辛楚面色一冷,当即拔出那女子的佩剑,剑光一闪,血光迸溅。
最前冲来的男子左肩被划开一道深痕,痛得满地翻滚。
辛楚眸色凌厉,杀气凛然,声音冷如寒冰,威慑四方,“再上前一步,死。”
众人被他气势震慑,瞬间噤声后退,再不敢靠近。
辛楚收剑放回车上,拉着独轮车缓步离开,贶琴默默跟在身后。
待远离人群,辛楚身上锐气尽敛,语气重新温软下来,轻声问,“怎么了?受委屈了?”
贶琴便把买车被坑、不敢还价、一路艰难的事一一说了。
辛楚听后温和笑道:“你已经做得很好了。敢独自去办这件事,就已经踏出最难得的第一步。自信是慢慢练出来的,不急。等回去,我去药铺给你买伤药,擦擦手上肩上的伤。”
贶琴心头一暖,鼻尖发酸。
若是换作窦娘,必定劈头盖脸骂她笨、骂她蠢、骂她好欺负。
可在辛楚这里,没有责备,只有体谅与鼓励。
两行泪无声落下。
辛楚柔声道:“贶琴,日后在我面前,想哭便哭,想笑便笑,不高兴了就说,委屈了就讲,不必藏着憋着。你可以跟我倾诉,也可以发脾气、摔东西,怎么舒心怎么来。情绪憋久了会伤身,记住,不开心了,随时找我。”

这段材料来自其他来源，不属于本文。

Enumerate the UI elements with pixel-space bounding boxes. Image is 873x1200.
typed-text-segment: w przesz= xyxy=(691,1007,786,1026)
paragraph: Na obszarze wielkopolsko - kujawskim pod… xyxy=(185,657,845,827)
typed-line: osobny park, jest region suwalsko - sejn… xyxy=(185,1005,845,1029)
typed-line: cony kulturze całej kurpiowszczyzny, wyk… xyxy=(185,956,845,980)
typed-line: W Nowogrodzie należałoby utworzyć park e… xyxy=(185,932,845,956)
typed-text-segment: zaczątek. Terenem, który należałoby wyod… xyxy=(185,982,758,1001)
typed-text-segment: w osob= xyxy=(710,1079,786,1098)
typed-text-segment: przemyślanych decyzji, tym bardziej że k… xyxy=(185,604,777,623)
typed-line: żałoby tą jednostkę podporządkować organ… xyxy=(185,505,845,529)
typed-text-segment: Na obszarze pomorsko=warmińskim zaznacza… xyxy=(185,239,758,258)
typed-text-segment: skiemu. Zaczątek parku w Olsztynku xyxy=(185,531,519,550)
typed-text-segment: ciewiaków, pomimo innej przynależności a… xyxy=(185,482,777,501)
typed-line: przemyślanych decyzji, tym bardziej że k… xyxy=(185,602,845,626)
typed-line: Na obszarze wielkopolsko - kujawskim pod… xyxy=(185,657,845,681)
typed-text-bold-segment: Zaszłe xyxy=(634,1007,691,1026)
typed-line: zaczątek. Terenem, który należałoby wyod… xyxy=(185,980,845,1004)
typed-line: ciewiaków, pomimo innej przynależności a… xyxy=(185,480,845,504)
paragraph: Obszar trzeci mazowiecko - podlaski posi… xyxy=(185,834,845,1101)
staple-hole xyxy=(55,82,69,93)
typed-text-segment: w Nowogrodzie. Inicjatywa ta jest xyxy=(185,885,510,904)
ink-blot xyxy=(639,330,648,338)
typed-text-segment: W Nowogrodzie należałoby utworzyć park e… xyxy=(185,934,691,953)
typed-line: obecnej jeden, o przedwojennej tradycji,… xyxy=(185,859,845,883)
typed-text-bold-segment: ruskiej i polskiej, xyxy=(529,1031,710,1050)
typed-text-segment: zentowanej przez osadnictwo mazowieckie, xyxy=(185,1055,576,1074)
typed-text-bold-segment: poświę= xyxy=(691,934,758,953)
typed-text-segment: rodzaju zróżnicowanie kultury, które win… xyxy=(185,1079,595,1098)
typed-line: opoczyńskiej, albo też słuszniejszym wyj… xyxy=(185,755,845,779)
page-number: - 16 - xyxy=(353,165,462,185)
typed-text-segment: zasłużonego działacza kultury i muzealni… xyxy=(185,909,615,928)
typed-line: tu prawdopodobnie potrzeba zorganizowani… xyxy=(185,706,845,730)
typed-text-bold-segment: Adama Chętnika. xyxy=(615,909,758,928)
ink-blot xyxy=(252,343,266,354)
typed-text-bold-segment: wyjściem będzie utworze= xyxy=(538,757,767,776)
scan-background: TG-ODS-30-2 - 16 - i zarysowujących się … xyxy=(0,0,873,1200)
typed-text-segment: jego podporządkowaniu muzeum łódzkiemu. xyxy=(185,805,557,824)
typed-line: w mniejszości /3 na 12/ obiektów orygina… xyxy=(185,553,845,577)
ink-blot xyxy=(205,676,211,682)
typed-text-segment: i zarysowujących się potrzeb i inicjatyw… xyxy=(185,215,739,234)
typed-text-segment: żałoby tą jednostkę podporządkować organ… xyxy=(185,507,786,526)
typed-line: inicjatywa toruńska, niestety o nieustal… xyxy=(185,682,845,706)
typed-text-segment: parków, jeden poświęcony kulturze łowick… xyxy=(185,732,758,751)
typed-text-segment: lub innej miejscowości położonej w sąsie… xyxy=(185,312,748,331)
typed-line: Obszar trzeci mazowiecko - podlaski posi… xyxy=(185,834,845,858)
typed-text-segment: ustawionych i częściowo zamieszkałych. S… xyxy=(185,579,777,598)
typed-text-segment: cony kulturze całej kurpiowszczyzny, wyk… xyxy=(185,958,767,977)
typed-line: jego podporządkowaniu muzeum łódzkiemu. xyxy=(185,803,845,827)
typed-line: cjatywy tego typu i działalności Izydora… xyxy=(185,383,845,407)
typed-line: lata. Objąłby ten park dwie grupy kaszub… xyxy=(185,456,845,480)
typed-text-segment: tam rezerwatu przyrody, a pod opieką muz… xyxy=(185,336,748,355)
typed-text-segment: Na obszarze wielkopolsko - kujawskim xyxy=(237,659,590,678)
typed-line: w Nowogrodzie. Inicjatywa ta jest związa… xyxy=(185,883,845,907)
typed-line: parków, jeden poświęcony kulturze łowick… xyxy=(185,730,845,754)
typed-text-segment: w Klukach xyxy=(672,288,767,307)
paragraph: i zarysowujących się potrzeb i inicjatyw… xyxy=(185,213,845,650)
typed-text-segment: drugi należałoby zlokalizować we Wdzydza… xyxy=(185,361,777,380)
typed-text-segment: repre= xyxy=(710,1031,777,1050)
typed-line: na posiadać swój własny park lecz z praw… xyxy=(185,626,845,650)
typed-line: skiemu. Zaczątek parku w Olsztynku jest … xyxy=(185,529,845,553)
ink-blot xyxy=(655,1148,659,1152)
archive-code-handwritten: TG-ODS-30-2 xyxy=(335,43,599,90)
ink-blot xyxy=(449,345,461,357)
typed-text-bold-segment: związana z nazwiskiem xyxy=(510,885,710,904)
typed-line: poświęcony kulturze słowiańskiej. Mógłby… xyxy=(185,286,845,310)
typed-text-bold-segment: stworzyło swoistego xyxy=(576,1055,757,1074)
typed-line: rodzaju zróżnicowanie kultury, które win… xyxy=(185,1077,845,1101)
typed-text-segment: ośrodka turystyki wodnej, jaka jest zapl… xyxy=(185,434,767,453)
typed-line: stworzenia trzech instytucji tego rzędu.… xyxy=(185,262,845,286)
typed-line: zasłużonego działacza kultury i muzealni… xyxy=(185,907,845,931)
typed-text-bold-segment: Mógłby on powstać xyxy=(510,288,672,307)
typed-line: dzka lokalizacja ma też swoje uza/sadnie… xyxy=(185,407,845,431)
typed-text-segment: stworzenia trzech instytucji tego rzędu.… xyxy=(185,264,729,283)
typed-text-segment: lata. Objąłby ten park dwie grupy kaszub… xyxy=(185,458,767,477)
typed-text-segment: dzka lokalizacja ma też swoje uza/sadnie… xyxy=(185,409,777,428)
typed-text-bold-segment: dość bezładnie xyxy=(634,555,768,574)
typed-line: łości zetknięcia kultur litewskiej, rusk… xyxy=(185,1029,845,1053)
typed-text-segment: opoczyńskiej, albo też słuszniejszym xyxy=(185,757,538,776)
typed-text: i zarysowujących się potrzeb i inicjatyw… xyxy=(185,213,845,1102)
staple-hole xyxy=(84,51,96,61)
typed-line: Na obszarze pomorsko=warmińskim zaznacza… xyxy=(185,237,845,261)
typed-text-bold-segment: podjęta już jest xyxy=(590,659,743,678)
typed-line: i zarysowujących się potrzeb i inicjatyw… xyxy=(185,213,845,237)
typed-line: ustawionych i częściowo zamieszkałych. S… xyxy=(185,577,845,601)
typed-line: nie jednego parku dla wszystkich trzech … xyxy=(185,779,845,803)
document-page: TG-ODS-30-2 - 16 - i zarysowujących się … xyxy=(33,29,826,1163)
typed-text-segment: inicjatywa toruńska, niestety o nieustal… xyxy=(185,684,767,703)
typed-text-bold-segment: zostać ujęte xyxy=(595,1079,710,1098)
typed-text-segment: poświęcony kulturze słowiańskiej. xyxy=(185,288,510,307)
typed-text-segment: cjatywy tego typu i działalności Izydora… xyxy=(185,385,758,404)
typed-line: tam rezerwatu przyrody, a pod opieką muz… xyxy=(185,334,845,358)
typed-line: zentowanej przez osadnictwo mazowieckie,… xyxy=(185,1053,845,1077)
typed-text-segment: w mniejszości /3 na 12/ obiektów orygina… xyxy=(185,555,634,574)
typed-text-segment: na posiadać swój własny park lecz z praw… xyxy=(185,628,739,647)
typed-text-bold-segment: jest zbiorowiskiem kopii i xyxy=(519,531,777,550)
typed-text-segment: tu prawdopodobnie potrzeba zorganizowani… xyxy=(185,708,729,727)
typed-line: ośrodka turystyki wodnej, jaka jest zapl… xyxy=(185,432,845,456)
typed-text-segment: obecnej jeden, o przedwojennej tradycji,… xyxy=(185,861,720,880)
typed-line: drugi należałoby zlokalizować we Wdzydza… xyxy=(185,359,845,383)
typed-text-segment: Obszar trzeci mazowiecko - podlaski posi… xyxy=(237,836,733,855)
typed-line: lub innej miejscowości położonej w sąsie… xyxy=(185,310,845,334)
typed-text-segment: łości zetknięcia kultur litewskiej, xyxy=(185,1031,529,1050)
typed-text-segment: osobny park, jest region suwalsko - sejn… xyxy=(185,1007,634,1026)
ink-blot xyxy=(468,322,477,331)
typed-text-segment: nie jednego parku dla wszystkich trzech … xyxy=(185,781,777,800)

贶琴重重点头,心头郁结一扫而空,脸上渐渐露出笑意,跟着辛楚一同缓步离去。
自郑阿达将羊闹花栽种入茶园后,郑蒙便忌惮端州节度使穆瑾之的势力,暗中派人日夜监视郑阿达。
一来,是怕郑阿达趁其不备,逃离蜀都;二来,若是日后谢玉松毒发身亡,穆瑾之前来问罪,他便可将郑阿达推出去顶罪,保全自身。
醉芳楼内,郑阿达端坐椅上。
今日他换了一身粗布麻衣,平日束起的长发尽数散下,遮去半张面容,远远望去,倒像个山野猎户。
这身装束,是他入客栈后特意换上的。
桌案之上,摆满珍馐佳肴,鱼肉俱全,十分丰盛。
对面椅上,坐着一个衣衫褴褛、蓬头垢面的乞丐,正埋头大快朵颐,狼吞虎咽。
此人正是当日参与放火烧山的人之一,他身形高矮、体态模样,竟与郑阿达相差无几。
郑阿达眼底冷光渐盛,心中怒不可遏,郑蒙,你这老杀才,竟敢派人暗中盯我!
他虽心头火起,面上却依旧和气温和,故作随意问道:“这桌饭菜,可还合口?”
那乞丐饿了许久,如今见了满桌鱼肉,吃得畅快至极,一边往嘴里塞食,一边连连点头,“合口,合口!”
郑阿达自腰间取出一袋银子,轻轻放在桌上,缓缓开口,“这里是五十两银子。你拿了它,换上身后那套衣衫,仔细收拾一番,挺直腰板从这客栈出去,再绕着蜀都城走一圈,这钱便归你了。”
乞丐忙将口中食物咽下,转头望向床榻——那叠得齐整的衣衫,正是郑阿达入城时所穿。
他收回目光,心中疑惑,不由问道:“就……就这么简单?”
郑阿达语气笃定,“就这么简单。”
说罢,他起身走到窗边,乞丐的目光也随之望去。
郑阿达轻叹一声,“眼看便要到戌时了,你吃完这顿,便可动身。”
乞丐虽猜不透郑阿达用意,却还是伸手接过钱袋。
他打开袋口,取出银锭咬了咬,确认是真银,当即心一横,朗声道:“这有何难!”
他穷怕了,如今五十两白银摆在眼前,已是泼天富贵。
常言道富贵险中求,他自然不愿错过。
无论郑阿达有何图谋,他本就是光脚不怕穿鞋的,纵有凶险,也强过一辈子穷困潦倒。
乞丐将银子揣入袖中,当即在房内更衣。
郑阿达亲自为他梳洗整理,尽力将他扮作自己的模样,诸事妥当,乞丐便转身离去。
郑阿达不动声色,紧随其后,相隔不过五步。
此时天色刚黑,客栈外灯笼微光朦胧,勉强照出乞丐的面容,远远望去,影影绰绰,看不真切。
乞丐出了客栈,昂首大步而去,头也不回。
郑阿达在楼内稍候片刻,果见两名汉子装作路人,不远不近跟在乞丐身后,步步监视。
待那两人走远,郑阿达才悄然离开客栈,径直往蜀都城门而去。
他借着韩石的汉人身份,一路顺畅,顺利离开了蜀都。